To be at the trial and to see literally nobody there, not a single camera from a mainstream news outlet, was pretty shocking. And a little disturbing actually. So as much as this can get exposed and people can at least start to think, talk, debate, whatever, that’s the hope.

Lyn Ulbricht: Alex alluded to the trial. I guess I was shocked at how unfair it was. Evidence that was favorable to Ross, exculpatory evidence, was suppressed. The defense witnesses were blocked with very, I thought, flimsy reasons. The Bitcoin witness was blocked because the court said, “Oh, the jury understands Bitcoin just fine” which I don’t think so. So he wasn’t able to refute the testimony of the government’s Bitcoin witness. There’s a computer witness that was blocked because the court said this case doesn’t require special technical knowledge. It’s extremely complicated. So that kind of thing.

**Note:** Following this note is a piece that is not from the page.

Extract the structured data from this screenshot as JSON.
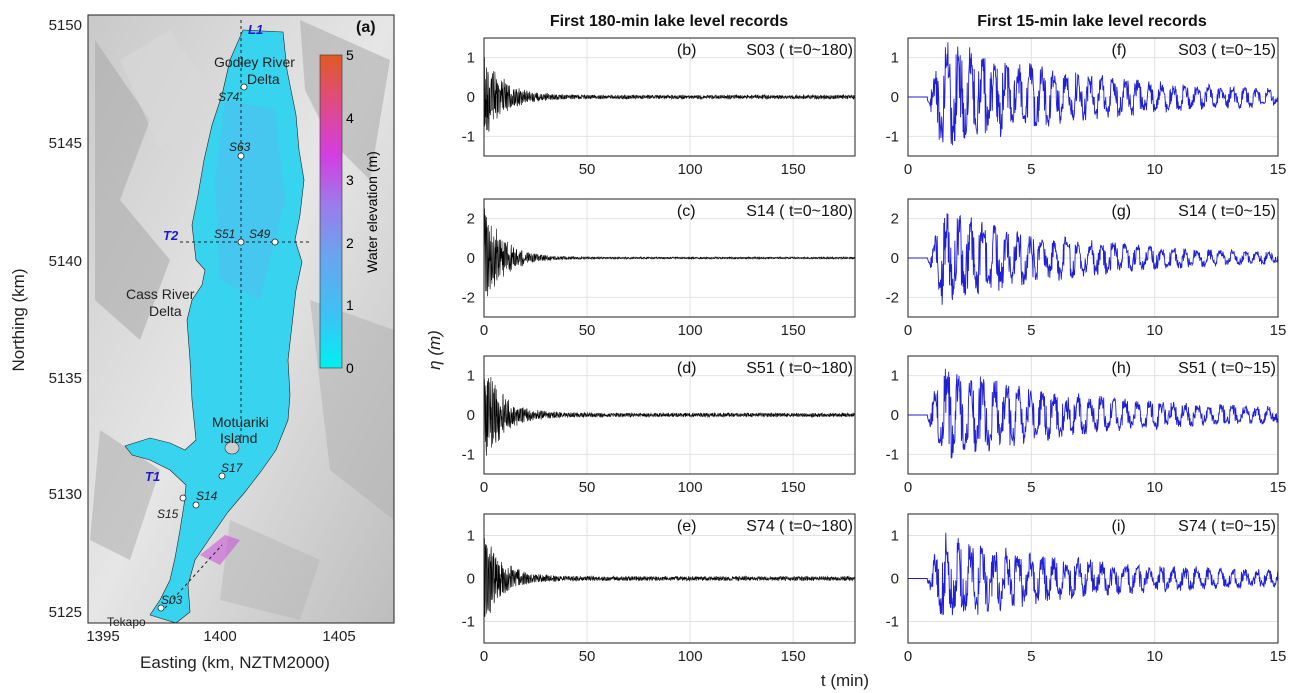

The defense attorney was hamstrung in his ability to cross-examine and establish reasonable doubt by evidentiary rulings that tethered him to a particular very narrow path that had to follow the prosecution’s narrative. It was an exceptionally narrow path and he’s called for mistrial several times and now has submitted these post-trial motions calling for a retrial because it was a violation of Ross’s due process rights. That, I think, is a really important thing. If we don’t have fair trials, we’re in trouble.

The other thing about this case is the precedent that’s been set going into the digital age. There are several precedents that don’t bode well for our freedom in the digital age.

 

It’s supposed to be a jury of your peers. How many of the 12 jurors were expert computer technicians?

Lyn Ulbricht: There were two under 40.

Alex Winter: But they were not allowed. They evicted anyone who had any computer knowledge.

Lyn Ulbricht: There were a couple. One was an IT girl who worked for Social Security. I don’t know if I consider that IT. She was one of the experts and one of the people under 40 but a lot of them, no, they didn’t understand it.

 

Deep Web will air at 8 p.m. (ET/PT) on May 31st on EPIX.